As currently the other thread is more active I posted my assumption based on the current testing there just a few moments ago.
But I am very open to switch to this one, if we feel like the "ICMP error message too short (ip6)" logs can be targeted with the full-revert kernel (and are therefore manageble), while the state losses don't seem to be affected by the -no_sa kernel.

P.S. I am also native German speaker, but I think we should keep it international-friendly in this thread :)
#14
Is it possible that the 24.7.3-no_sa kernel is not online anymore? Fetching it times out for me (tried it earlier today and now again.

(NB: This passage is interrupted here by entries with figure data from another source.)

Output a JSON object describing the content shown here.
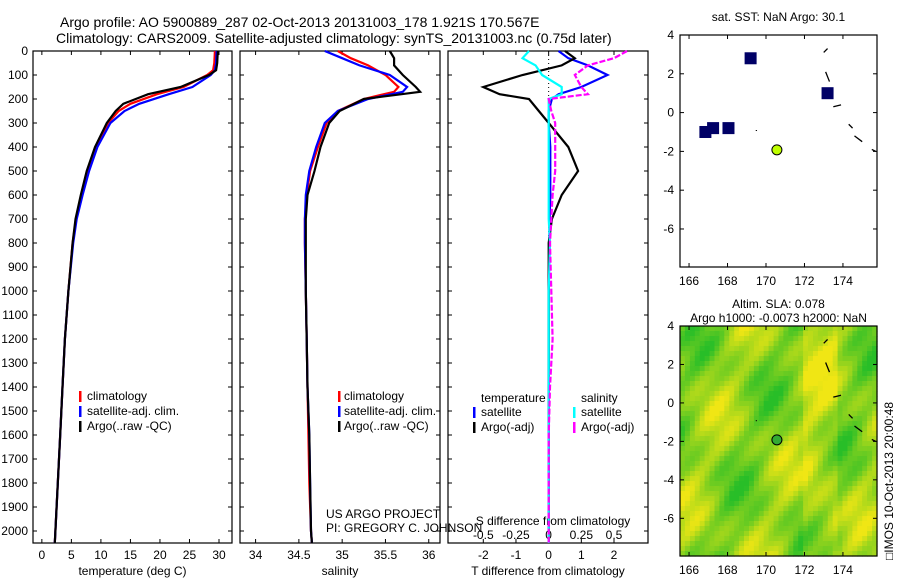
{
  "titles": {
    "line1": "Argo profile: AO 5900889_287 02-Oct-2013 20131003_178 1.921S 170.567E",
    "line2": "Climatology: CARS2009. Satellite-adjusted climatology: synTS_20131003.nc (0.75d later)"
  },
  "side_stamp": "IMOS 10-Oct-2013 20:00:48",
  "credits": {
    "line1": "US ARGO PROJECT",
    "line2": "PI: GREGORY C. JOHNSON"
  },
  "colors": {
    "clim": "#ff0000",
    "sat": "#0000ff",
    "argo": "#000000",
    "sal_sat": "#00ffff",
    "sal_argo": "#ff00ff",
    "station": "#000066",
    "float": "#bfff00"
  },
  "chart_data": [
    {
      "type": "line",
      "id": "temperature",
      "xlabel": "temperature (deg C)",
      "ylabel": "",
      "xlim": [
        -1.5,
        32.2
      ],
      "ylim": [
        2050,
        0
      ],
      "xticks": [
        0,
        5,
        10,
        15,
        20,
        25,
        30
      ],
      "yticks": [
        0,
        100,
        200,
        300,
        400,
        500,
        600,
        700,
        800,
        900,
        1000,
        1100,
        1200,
        1300,
        1400,
        1500,
        1600,
        1700,
        1800,
        1900,
        2000
      ],
      "legend": [
        "climatology",
        "satellite-adj. clim.",
        "Argo(..raw -QC)"
      ],
      "depth": [
        0,
        50,
        80,
        100,
        150,
        180,
        220,
        250,
        300,
        400,
        500,
        600,
        700,
        800,
        1000,
        1200,
        1400,
        1600,
        1800,
        2000,
        2050
      ],
      "series": [
        {
          "name": "climatology",
          "values": [
            29.3,
            29.2,
            29.0,
            28.0,
            24.0,
            19.5,
            15.0,
            13.0,
            11.2,
            9.2,
            7.9,
            6.8,
            5.8,
            5.2,
            4.5,
            3.9,
            3.5,
            3.1,
            2.7,
            2.3,
            2.2
          ]
        },
        {
          "name": "satellite-adj. clim.",
          "values": [
            29.6,
            29.5,
            29.3,
            28.6,
            25.5,
            21.5,
            16.5,
            14.0,
            11.6,
            9.4,
            8.0,
            6.9,
            5.9,
            5.3,
            4.5,
            3.9,
            3.5,
            3.1,
            2.7,
            2.3,
            2.2
          ]
        },
        {
          "name": "Argo(..raw -QC)",
          "values": [
            29.8,
            29.7,
            29.5,
            28.3,
            23.5,
            18.0,
            13.8,
            12.5,
            11.0,
            9.0,
            7.6,
            6.6,
            5.7,
            5.2,
            4.5,
            3.9,
            3.5,
            3.1,
            2.7,
            2.3,
            2.2
          ]
        }
      ]
    },
    {
      "type": "line",
      "id": "salinity",
      "xlabel": "salinity",
      "xlim": [
        33.82,
        36.13
      ],
      "ylim": [
        2050,
        0
      ],
      "xticks": [
        34,
        34.5,
        35,
        35.5,
        36
      ],
      "legend": [
        "climatology",
        "satellite-adj. clim.",
        "Argo(..raw -QC)"
      ],
      "depth": [
        0,
        30,
        60,
        100,
        150,
        170,
        200,
        250,
        300,
        400,
        500,
        600,
        700,
        800,
        1000,
        1200,
        1400,
        1600,
        1800,
        2000,
        2050
      ],
      "series": [
        {
          "name": "climatology",
          "values": [
            34.95,
            35.1,
            35.3,
            35.5,
            35.65,
            35.6,
            35.25,
            34.95,
            34.82,
            34.72,
            34.63,
            34.59,
            34.57,
            34.57,
            34.58,
            34.59,
            34.6,
            34.61,
            34.62,
            34.64,
            34.65
          ]
        },
        {
          "name": "satellite-adj. clim.",
          "values": [
            34.8,
            35.0,
            35.2,
            35.55,
            35.75,
            35.7,
            35.3,
            34.95,
            34.8,
            34.7,
            34.62,
            34.58,
            34.57,
            34.57,
            34.58,
            34.59,
            34.6,
            34.62,
            34.63,
            34.64,
            34.65
          ]
        },
        {
          "name": "Argo(..raw -QC)",
          "values": [
            35.55,
            35.6,
            35.6,
            35.7,
            35.85,
            35.9,
            35.25,
            34.97,
            34.85,
            34.75,
            34.68,
            34.6,
            34.58,
            34.58,
            34.58,
            34.59,
            34.6,
            34.62,
            34.63,
            34.64,
            34.65
          ]
        }
      ]
    },
    {
      "type": "line",
      "id": "differences",
      "xlabel": "T difference from climatology",
      "xlabel2": "S difference from climatology",
      "xlim": [
        -3.08,
        3.04
      ],
      "ylim": [
        2050,
        0
      ],
      "xticks": [
        -2,
        -1,
        0,
        1,
        2
      ],
      "xticks2": [
        -0.5,
        -0.25,
        0,
        0.25,
        0.5
      ],
      "legend_headers": [
        "temperature",
        "salinity"
      ],
      "legend": [
        "satellite",
        "Argo(-adj)",
        "satellite",
        "Argo(-adj)"
      ],
      "depth": [
        0,
        30,
        60,
        100,
        150,
        180,
        200,
        250,
        300,
        400,
        500,
        600,
        700,
        800,
        1000,
        1200,
        1400,
        1600,
        1800,
        2000,
        2050
      ],
      "series": [
        {
          "name": "T satellite",
          "values": [
            0.3,
            0.6,
            1.2,
            1.8,
            1.0,
            0.3,
            0.1,
            0.0,
            0.0,
            0.05,
            0.05,
            0.05,
            0.03,
            0.02,
            0.0,
            0.0,
            0.0,
            0.0,
            0.0,
            0.0,
            0.0
          ]
        },
        {
          "name": "T Argo(-adj)",
          "values": [
            0.5,
            0.8,
            0.4,
            -0.8,
            -2.0,
            -1.5,
            -0.6,
            -0.3,
            0.0,
            0.6,
            0.9,
            0.4,
            0.1,
            0.0,
            0.0,
            0.0,
            0.0,
            0.0,
            0.0,
            0.0,
            0.0
          ]
        },
        {
          "name": "S satellite",
          "values": [
            -0.15,
            -0.2,
            -0.1,
            -0.05,
            0.1,
            0.1,
            0.0,
            0.0,
            0.0,
            0.0,
            0.0,
            0.0,
            0.0,
            0.01,
            0.0,
            0.0,
            0.0,
            0.0,
            0.0,
            0.0,
            0.0
          ]
        },
        {
          "name": "S Argo(-adj)",
          "values": [
            0.6,
            0.5,
            0.3,
            0.2,
            0.25,
            0.3,
            0.0,
            0.02,
            0.05,
            0.05,
            0.05,
            0.03,
            0.02,
            0.01,
            0.02,
            0.03,
            0.01,
            0.0,
            0.0,
            0.0,
            0.0
          ]
        }
      ]
    },
    {
      "type": "scatter",
      "id": "sst-map",
      "title": "sat. SST: NaN Argo: 30.1",
      "xlim": [
        165.53,
        175.77
      ],
      "ylim": [
        -7.96,
        4
      ],
      "xticks": [
        166,
        168,
        170,
        172,
        174
      ],
      "yticks": [
        4,
        2,
        0,
        -2,
        -4,
        -6
      ],
      "stations": [
        [
          166.85,
          -1.0
        ],
        [
          167.25,
          -0.8
        ],
        [
          168.05,
          -0.8
        ],
        [
          169.2,
          2.8
        ],
        [
          173.2,
          1.0
        ]
      ],
      "argo_position": [
        170.567,
        -1.921
      ]
    },
    {
      "type": "heatmap",
      "id": "sla-map",
      "title": "Altim. SLA: 0.078",
      "subtitle": "Argo h1000: -0.0073 h2000: NaN",
      "xlim": [
        165.53,
        175.77
      ],
      "ylim": [
        -7.96,
        4
      ],
      "xticks": [
        166,
        168,
        170,
        172,
        174
      ],
      "yticks": [
        4,
        2,
        0,
        -2,
        -4,
        -6
      ],
      "argo_position": [
        170.567,
        -1.921
      ]
    }
  ]
}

Anyways: as I said before, I already tried the kernel a few days ago and the TCP state losses (on v4) were still very much a thing even with the -no_sa kernel. I don't have any logs from that run, but the behavior described by Reza sounds like it is still having those problems even with the -no_sa kernel:

Quote from: rkube on September 06, 2024, 06:38:06 PM
Other, but perhaps unproblematic debug messages such as 'pf: loose state match...' and 'pf: dropping packet with ip options' are still often logged if debug logging is enabled.

So I am really not sure what is going on and if it is really the upstream bug.

It's one thing that there are debug messages but a completely different thing to actually experience legitimate packets hitting the FW rule due to the state losses.
If the state loss problems should be treated differently from the ICMP ip6 log messages, I am very open to discuss them in this thread: https://forum.opnsense.org/index.php?topic=42657.0
#15
I tried the experimental kernel beforehand and it did not seem to have an effect (however, I did not check the logs, I only noticed that the TCP was not getting better).

If I have the time, I will do some more detailed testing.